Francis, my problem with strip clubs isn't nudity. It's the spectacle of leering and financial transactions -- artificial sexuality turned into a commodity. The question isn't whether kids would be interested or not, it's more how seeing what goes on there might hurt their developing values and sexual consciousness. When one gender is gyrating for the entertainment of the other (fully clothed and paying) gender, the sexuality is unidirectional and financially driven. This does not teach a child gender equality nor give them a healthy view of sexuality! As a former nudist I would have no problem taking my kids to hang out with naturists but I would not want them to witness a strip club. I have the same complaint about many hip-hop/rap music videos. Objectification of women (or men) does us no service as a progressive civilization. You can't go from leering at "ho's" to treating women with the respect they deserve in the real world.

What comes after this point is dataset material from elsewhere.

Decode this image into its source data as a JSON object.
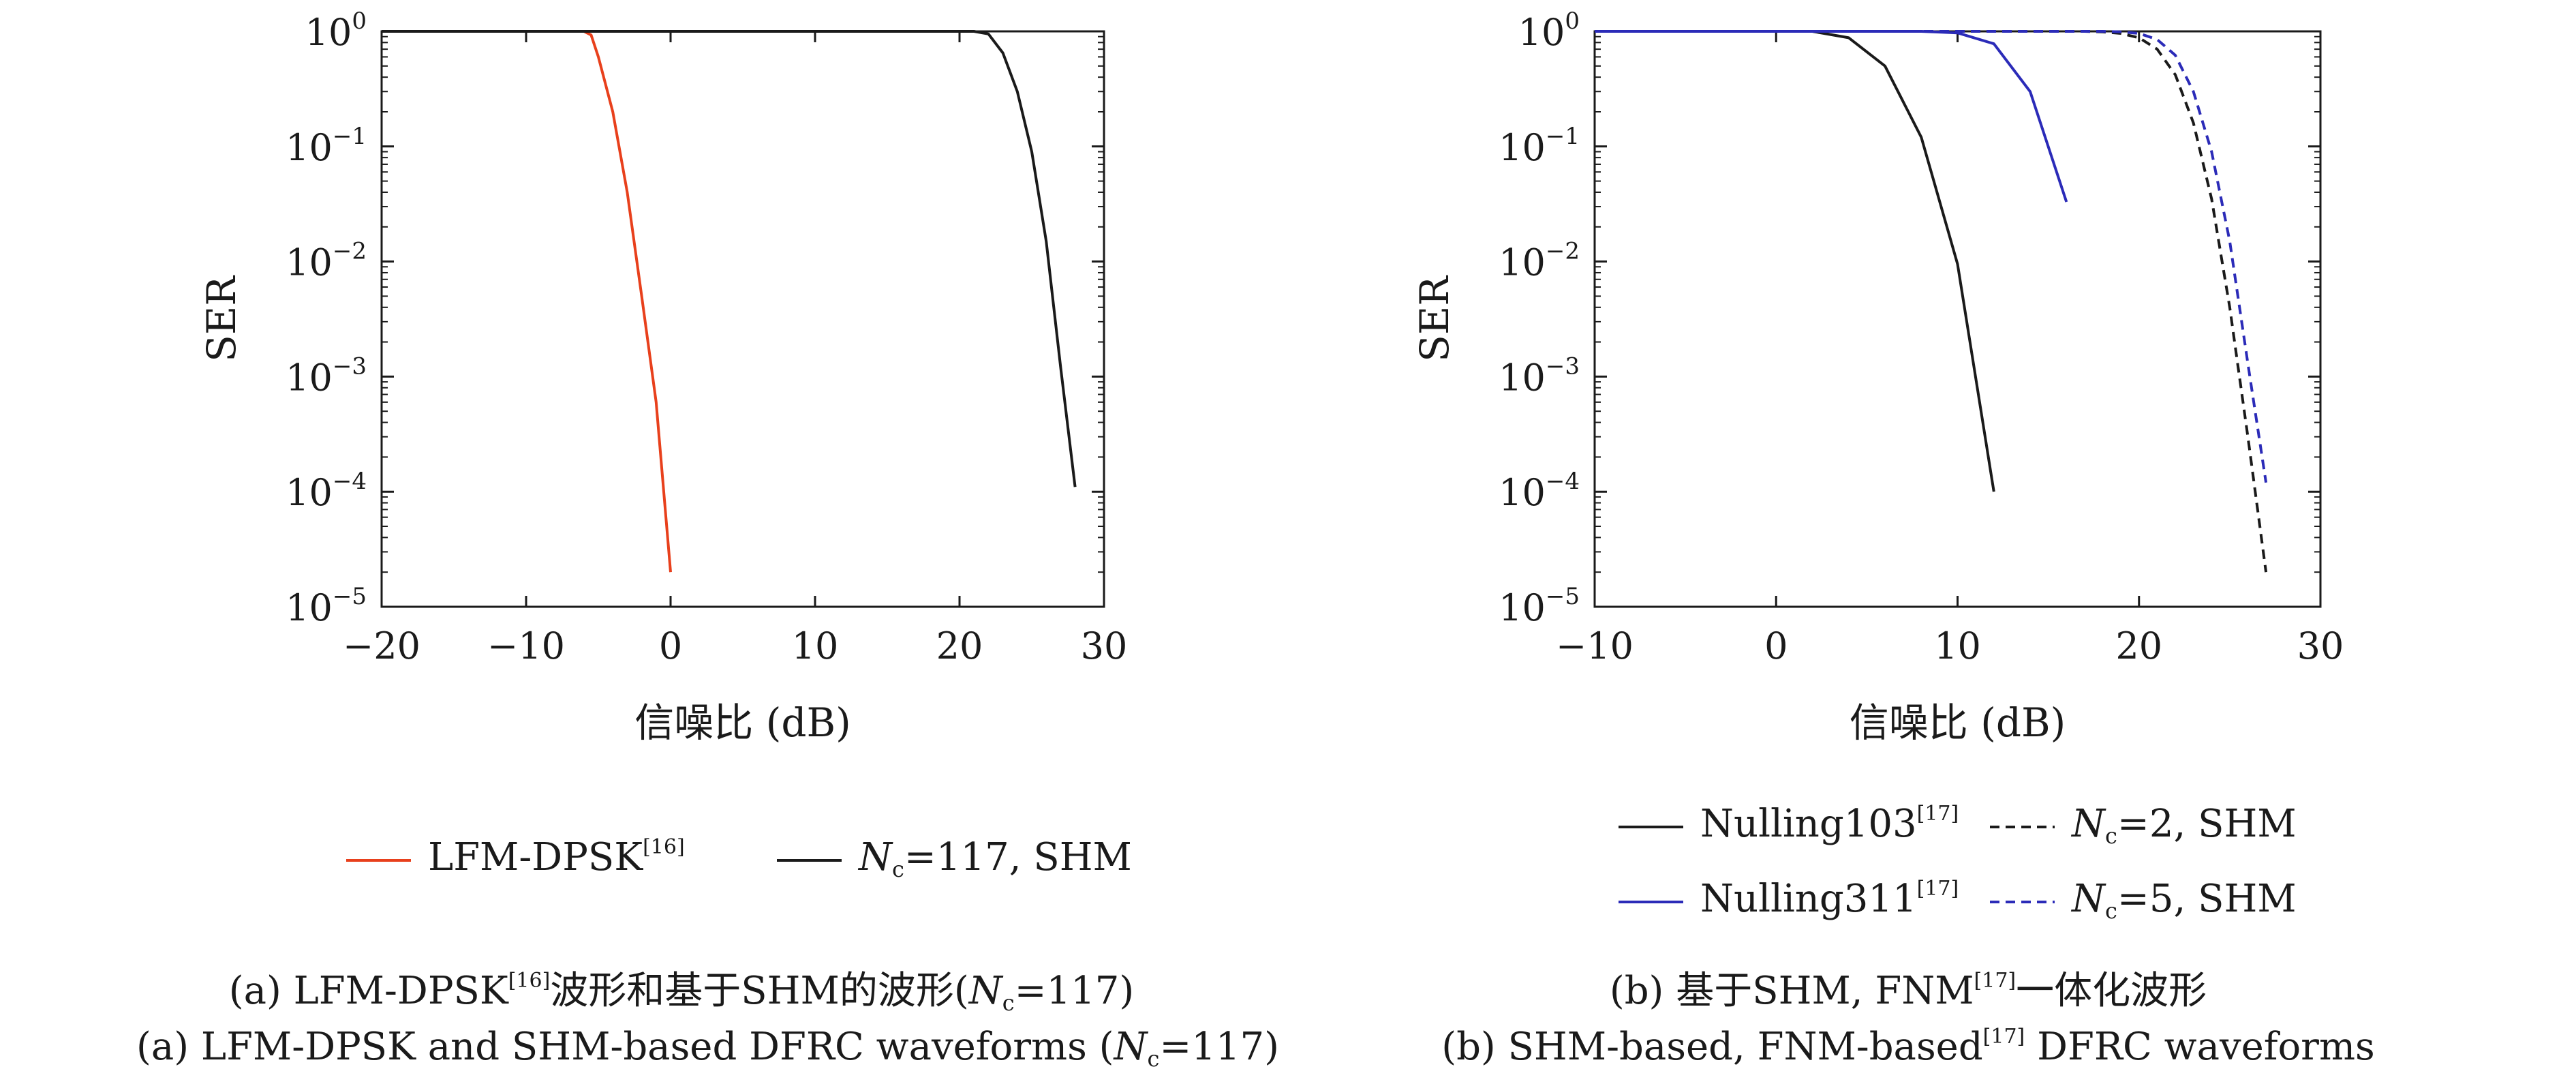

Also, I'm pretty sure kids are allowed to drink wine here too. It's up to the parents. If you give your 14 year old a small glass of wine at a meal, nobody is going to do anything about it. Yeah, what zymurgist said! :-)

2011 Nov 9
@FF,

Good points.

I think our society, and media are already saturated with sexuality (or it's caricature) turned into a commodity. Kids are already exposed to that everywhere from TV and the internet.

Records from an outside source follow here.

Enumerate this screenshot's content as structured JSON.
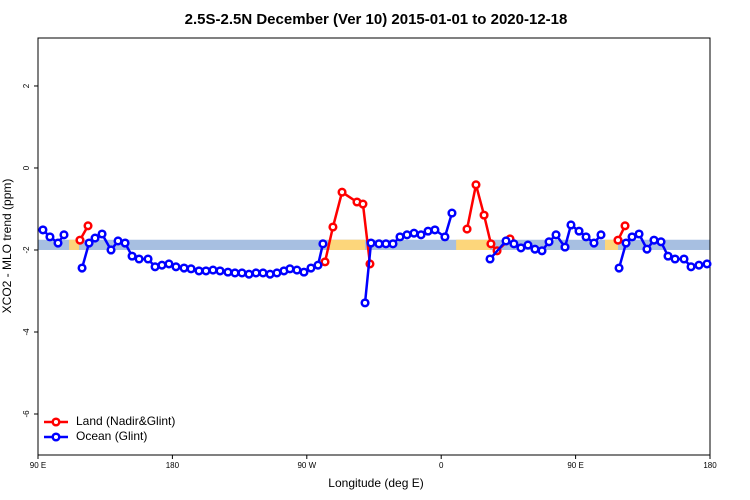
{
  "chart_data": {
    "type": "line",
    "title": "2.5S-2.5N December (Ver 10)   2015-01-01 to 2020-12-18",
    "x_label": "Longitude (deg E)",
    "y_label": "XCO2 - MLO trend (ppm)",
    "xlim": [
      90,
      540
    ],
    "ylim": [
      -7,
      3.17
    ],
    "xticks": [
      {
        "value": 90,
        "label": "90 E"
      },
      {
        "value": 180,
        "label": "180"
      },
      {
        "value": 270,
        "label": "90 W"
      },
      {
        "value": 360,
        "label": "0"
      },
      {
        "value": 450,
        "label": "90 E"
      },
      {
        "value": 540,
        "label": "180"
      }
    ],
    "yticks": [
      -6,
      -4,
      -2,
      0,
      2
    ],
    "legend": "bottom-left",
    "band": {
      "range": [
        -2.0,
        -1.75
      ],
      "color": "#a7bfe1",
      "land_color": "#fdd67b",
      "land_segments": [
        [
          110.8,
          117.5
        ],
        [
          285.5,
          309
        ],
        [
          370,
          392.7
        ],
        [
          469.7,
          478.4
        ]
      ]
    },
    "series": [
      {
        "name": "Land (Nadir&Glint)",
        "color": "#ff0000",
        "x": [
          118.1,
          123.5,
          null,
          282.2,
          287.5,
          293.6,
          303.6,
          307.6,
          312.3,
          null,
          377.3,
          383.3,
          388.7,
          393.3,
          397.4,
          406.1,
          null,
          478.4,
          483.1
        ],
        "values": [
          -1.76,
          -1.41,
          null,
          -2.29,
          -1.44,
          -0.59,
          -0.83,
          -0.88,
          -2.34,
          null,
          -1.49,
          -0.41,
          -1.15,
          -1.85,
          -2.02,
          -1.73,
          null,
          -1.76,
          -1.41
        ]
      },
      {
        "name": "Ocean (Glint)",
        "color": "#0000ff",
        "x": [
          93.3,
          98.0,
          103.4,
          107.4,
          null,
          119.5,
          124.2,
          128.2,
          132.9,
          138.9,
          143.6,
          148.3,
          153.0,
          157.7,
          163.7,
          168.4,
          173.0,
          177.7,
          182.4,
          187.8,
          192.5,
          197.8,
          202.5,
          207.2,
          211.9,
          217.2,
          221.9,
          226.6,
          231.3,
          236.0,
          240.7,
          245.4,
          250.0,
          254.7,
          258.7,
          263.4,
          268.1,
          272.8,
          277.5,
          280.8,
          null,
          309.0,
          313.0,
          318.3,
          323.0,
          327.7,
          332.4,
          337.1,
          341.8,
          346.5,
          351.2,
          355.8,
          362.5,
          367.2,
          null,
          392.7,
          403.4,
          408.7,
          413.4,
          418.1,
          422.8,
          427.5,
          432.2,
          436.9,
          442.9,
          446.9,
          452.3,
          457.0,
          462.3,
          467.0,
          null,
          479.1,
          483.8,
          487.8,
          492.5,
          497.8,
          502.5,
          507.2,
          511.9,
          516.6,
          522.6,
          527.3,
          532.6,
          538.0
        ],
        "values": [
          -1.51,
          -1.68,
          -1.83,
          -1.63,
          null,
          -2.44,
          -1.83,
          -1.71,
          -1.61,
          -2.0,
          -1.78,
          -1.83,
          -2.15,
          -2.22,
          -2.22,
          -2.41,
          -2.37,
          -2.34,
          -2.41,
          -2.44,
          -2.46,
          -2.51,
          -2.51,
          -2.49,
          -2.51,
          -2.54,
          -2.56,
          -2.56,
          -2.59,
          -2.56,
          -2.56,
          -2.59,
          -2.56,
          -2.51,
          -2.46,
          -2.49,
          -2.54,
          -2.44,
          -2.37,
          -1.85,
          null,
          -3.29,
          -1.83,
          -1.85,
          -1.85,
          -1.85,
          -1.68,
          -1.63,
          -1.59,
          -1.63,
          -1.54,
          -1.51,
          -1.68,
          -1.1,
          null,
          -2.22,
          -1.78,
          -1.85,
          -1.95,
          -1.88,
          -1.98,
          -2.02,
          -1.8,
          -1.63,
          -1.93,
          -1.39,
          -1.54,
          -1.68,
          -1.83,
          -1.63,
          null,
          -2.44,
          -1.83,
          -1.68,
          -1.61,
          -1.98,
          -1.76,
          -1.8,
          -2.15,
          -2.22,
          -2.22,
          -2.41,
          -2.37,
          -2.34
        ]
      }
    ]
  }
}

Muslims have often told me, wrt the Burka, that it prevents men from having lustful thoughts and objectifying women. But evidently banning evidently solves none of that. There is even Burka porn on the internet (face covered, body exposed). Perhaps it actually makes it worse?

And if banning was really the answer, why stop at 18? Why not ban these things, such as strip clubs, from adults too?

After all, prohibition did not stop alcohol consumption. :-)

2011 Nov 9
@Francis re "@OSoloMeal, if the kids are quiet and respectful (behavior), then what's the rationale for banning them? Besides, how will our kids learn socially appropriate behavior if we don't give them the chance to in a real world setting?"

I don't think any restaurant just randomly decides to do this. I do think, in fact i'm quite certain, that it's based on experience with patrons who bring their kids where those kids have a real negative impact on other diners. And no doubt there are an equal or greater number of perfectly lovely children with impeccable table manners who have passed through the same restaurant. But if they were the vast majority, the restau wouldn't have made this decision in the first place.

And it's not the restarant's responsibility, or the other customers', to teach anyone else's children anything. It's the parents'. And maybe it takes a village, but it appears that a large chunk of the village doesn't want to fulfill someone else's parenting duties at dinner time in a nice restaurant.